Friday, June 11, 2010

Why write new things, when you can dig up the old?

I just stumbled across a research paper I wrote for my African Societies course a couple of years ago and had all but forgotten about. It's 13 pages and clearly was written in an all nighter, so I won't subject you to the whole thing, but here is an excerpt on football as an instrument for peace and unity in Africa.


As the story goes, a ceasefire was called in the Nigerian war when Santos (Pele’s club) traveled to play in Nigeria in 1969. The Nigerian government has also held “peace matches” between civil servants to resolve tension among different governmental branches (Boer, 2004), not dissimilar to the way in which pre-colonial Nigerian groups resolved inter-clan conflicts by man to man feuds in hopes of avoiding larger scale conflict. 

During Angola’s civil war in the late 1980’s football pitches were marked as “demilitarized zones” (Mankell, 2006). And five years into the Sierra Leone war, amid ceasefires, peace-talks and the shaky beginnings of reconciliation, Paul Richards wrote that one of the keys to helping child soldiers reenter normal society could be football, stating that the spirit and bonding involved in the game had the potential to “contribute to healing some of the most glaring social wounds of war,” (Richards, 1997). Following suit at the beginning of the 21st century Josiah Johnson, once one of the stars of African football, called out to the child-soldiers, “Put down your guns and go to the stadium and enjoy the game; you don’t become a millionaire shooting someone, [but] you might if you play good football” (quoted in Goldblatt, 2006).

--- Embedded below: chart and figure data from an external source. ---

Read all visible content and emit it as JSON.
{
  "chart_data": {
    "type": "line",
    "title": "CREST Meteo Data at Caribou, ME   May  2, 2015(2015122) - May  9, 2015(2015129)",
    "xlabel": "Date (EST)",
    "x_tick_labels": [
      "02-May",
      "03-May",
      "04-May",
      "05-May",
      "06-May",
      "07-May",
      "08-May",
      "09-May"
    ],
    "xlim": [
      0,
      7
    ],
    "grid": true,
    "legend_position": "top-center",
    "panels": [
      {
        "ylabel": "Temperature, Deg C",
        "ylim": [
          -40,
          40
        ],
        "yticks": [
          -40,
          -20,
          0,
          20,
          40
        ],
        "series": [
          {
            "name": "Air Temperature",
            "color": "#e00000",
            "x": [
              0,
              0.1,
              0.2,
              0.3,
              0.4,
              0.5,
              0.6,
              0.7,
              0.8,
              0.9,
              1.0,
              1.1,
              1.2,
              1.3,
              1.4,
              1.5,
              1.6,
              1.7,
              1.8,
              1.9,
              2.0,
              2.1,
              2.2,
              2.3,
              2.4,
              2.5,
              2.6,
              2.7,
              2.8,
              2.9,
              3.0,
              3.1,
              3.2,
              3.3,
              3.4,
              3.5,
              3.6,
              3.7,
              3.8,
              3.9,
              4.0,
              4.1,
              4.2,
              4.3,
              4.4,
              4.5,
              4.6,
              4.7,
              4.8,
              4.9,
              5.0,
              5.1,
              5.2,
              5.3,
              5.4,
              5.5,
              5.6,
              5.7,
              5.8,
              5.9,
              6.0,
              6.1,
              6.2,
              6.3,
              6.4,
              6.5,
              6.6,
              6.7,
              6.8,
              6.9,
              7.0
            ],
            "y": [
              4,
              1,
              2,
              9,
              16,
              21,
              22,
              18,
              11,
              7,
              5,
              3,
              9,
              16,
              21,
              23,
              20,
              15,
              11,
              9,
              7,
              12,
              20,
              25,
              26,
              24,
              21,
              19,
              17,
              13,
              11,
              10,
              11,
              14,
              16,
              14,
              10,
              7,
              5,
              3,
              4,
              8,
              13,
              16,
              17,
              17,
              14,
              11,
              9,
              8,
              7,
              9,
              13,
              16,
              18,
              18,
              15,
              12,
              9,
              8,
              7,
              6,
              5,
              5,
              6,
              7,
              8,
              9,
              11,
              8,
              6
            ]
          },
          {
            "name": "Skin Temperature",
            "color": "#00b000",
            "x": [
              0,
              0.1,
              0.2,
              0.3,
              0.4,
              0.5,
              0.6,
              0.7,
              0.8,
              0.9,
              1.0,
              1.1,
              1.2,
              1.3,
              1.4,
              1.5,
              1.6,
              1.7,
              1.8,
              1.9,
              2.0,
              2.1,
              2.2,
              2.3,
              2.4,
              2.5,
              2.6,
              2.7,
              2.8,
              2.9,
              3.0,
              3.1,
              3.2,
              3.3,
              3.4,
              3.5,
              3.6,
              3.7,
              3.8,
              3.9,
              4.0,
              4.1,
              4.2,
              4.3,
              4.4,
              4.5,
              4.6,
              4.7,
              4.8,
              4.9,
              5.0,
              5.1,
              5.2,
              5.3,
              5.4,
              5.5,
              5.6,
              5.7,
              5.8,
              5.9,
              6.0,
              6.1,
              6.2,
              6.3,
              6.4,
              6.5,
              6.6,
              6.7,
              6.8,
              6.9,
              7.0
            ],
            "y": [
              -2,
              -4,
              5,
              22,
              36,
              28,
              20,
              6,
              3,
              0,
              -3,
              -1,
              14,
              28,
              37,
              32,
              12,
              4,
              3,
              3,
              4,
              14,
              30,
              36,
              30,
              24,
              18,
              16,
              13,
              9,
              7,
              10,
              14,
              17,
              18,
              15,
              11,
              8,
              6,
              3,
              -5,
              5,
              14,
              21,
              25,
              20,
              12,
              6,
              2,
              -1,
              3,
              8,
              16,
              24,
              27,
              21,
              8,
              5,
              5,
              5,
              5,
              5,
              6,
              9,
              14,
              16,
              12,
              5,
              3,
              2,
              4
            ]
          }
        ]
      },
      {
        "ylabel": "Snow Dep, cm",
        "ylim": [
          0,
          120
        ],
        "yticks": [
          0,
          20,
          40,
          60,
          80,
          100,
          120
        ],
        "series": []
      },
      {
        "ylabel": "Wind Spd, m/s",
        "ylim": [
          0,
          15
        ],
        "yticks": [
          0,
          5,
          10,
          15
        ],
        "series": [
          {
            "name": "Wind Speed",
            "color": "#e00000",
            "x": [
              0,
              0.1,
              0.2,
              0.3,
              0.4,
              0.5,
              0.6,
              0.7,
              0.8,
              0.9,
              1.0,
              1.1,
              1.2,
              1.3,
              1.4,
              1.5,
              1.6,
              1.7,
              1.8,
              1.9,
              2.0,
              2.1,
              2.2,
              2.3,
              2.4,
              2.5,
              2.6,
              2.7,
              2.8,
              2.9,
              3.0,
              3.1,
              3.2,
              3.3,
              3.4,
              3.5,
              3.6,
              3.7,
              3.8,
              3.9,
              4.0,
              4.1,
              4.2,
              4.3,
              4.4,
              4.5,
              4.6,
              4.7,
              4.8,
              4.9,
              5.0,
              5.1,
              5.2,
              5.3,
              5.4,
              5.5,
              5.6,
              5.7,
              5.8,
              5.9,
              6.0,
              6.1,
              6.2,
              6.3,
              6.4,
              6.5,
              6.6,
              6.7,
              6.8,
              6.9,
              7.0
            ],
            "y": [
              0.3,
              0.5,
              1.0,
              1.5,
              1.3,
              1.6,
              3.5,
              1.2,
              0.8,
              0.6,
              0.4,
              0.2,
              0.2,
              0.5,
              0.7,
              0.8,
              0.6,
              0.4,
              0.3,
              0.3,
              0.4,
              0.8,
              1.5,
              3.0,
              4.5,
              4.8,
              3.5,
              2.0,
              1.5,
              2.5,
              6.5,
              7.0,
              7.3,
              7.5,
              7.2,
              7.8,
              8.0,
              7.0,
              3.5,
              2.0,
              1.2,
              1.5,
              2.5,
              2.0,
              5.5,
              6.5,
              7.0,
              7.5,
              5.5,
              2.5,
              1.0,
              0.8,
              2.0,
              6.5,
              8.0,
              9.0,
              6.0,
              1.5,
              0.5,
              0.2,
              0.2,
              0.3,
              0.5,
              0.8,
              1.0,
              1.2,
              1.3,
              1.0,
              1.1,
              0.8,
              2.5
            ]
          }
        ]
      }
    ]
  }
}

In countries with borderlines drawn arbitrarily by men in Europe and without any regard to human demography or ethnic distribution, football can be one of the few things to unite the people under their flag. Darby writes that football has played a crucial role in “the process through which people construct their identity and affiliate with the communities and nations in which they live... the world game represents one of the most potent and visible vehicles for the expression of national pride and identity” (Darby, 2002). This is evidenced in the days of countrywide celebration and the declaration of a national holiday when Togo qualified for the 2006 World Cup, as well as in the way that Mobutu’s power in Zaire was firmly cemented after the national team won the 1974 African Nation’s Cup (Darby, 2002). 

There is no doubt that Africans take an enormous sense of pride in the successes of their national football teams, and that this plays a major role in their ability to identify as Rwandan in addition to Hutu or Ghanaian in addition to Ashanti. It even carries over to the continental level, when Africans from all different countries often support whichever African teams succeed on the world stage. Nigeria’s gold medal in the 1996 Olympics was labeled a victory for all of Africa (Boer, 2004).